Reflects a value of approximately $177,500 (representing the prorated amount of the non-employee director compensation program's annual equity grant having a value of $205,000) divided by the closing price of common stock on the date of grant.
Grant of deferred stock units to non-employee director following initial appointment to the Board of Directors, which, pursuant to the Company's non-employee director compensation program, has been prorated for the time period from the effective date of the appointment to the date of the Company's 2022 annual meeting of stockholders. The grant of deferred stock units vests in full upon the next annual meeting of stockholders. Vested shares will be issued to the reporting person following the reporting person's separation from Board of Director service, in accordance with the Company's Non-Employee Director Deferred Compensation Plan.
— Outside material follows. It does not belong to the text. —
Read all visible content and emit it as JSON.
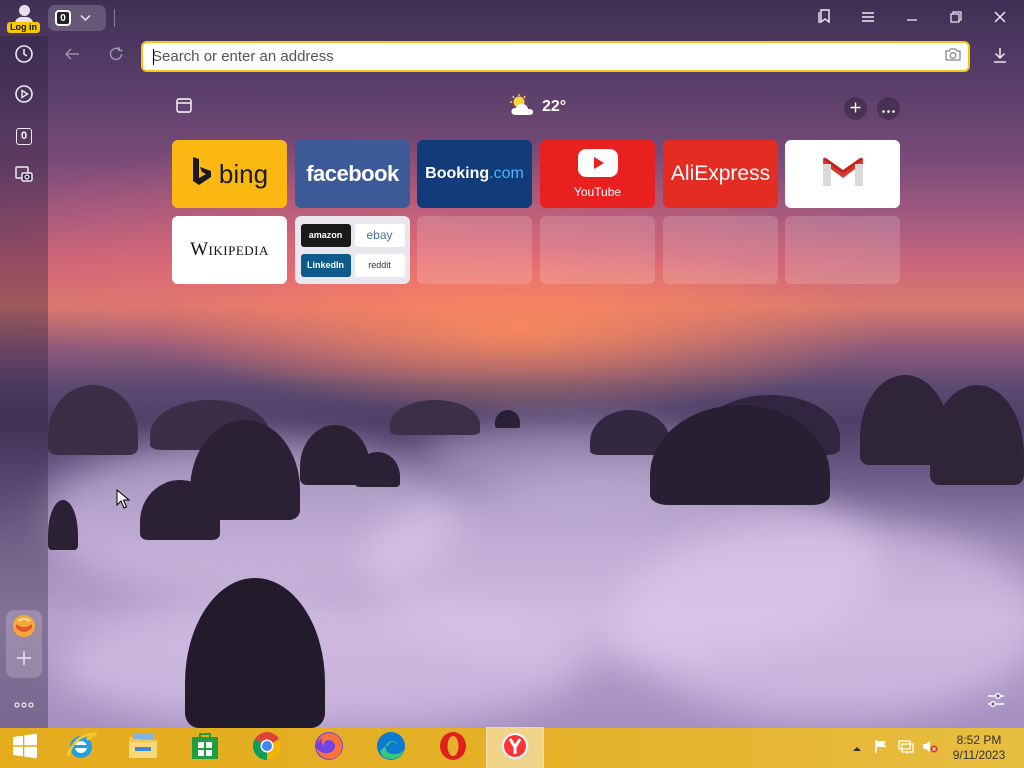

Reflects a value of approximately $99,600 (representing the prorated amount of the non-employee director compensation program's cash retainer having a value of $115,000) divided by the closing price of the common stock on the date of grant.
Grant of deferred stock units in lieu of yearly cash compensation following initial appointment to the Board of Directors, which, pursuant to the Company's non-employee director compensation program, has been prorated for the time period from the effective date of the appointment to the date of the Company's 2022 annual meeting of stockholders. The grant of deferred stock units vests in full upon the next annual meeting of stockholders. Vested shares will be issued to the reporting person following the reporting person's separation from Board of Director service, in accordance with the Company's Non-Employee Director Deferred Compensation Plan.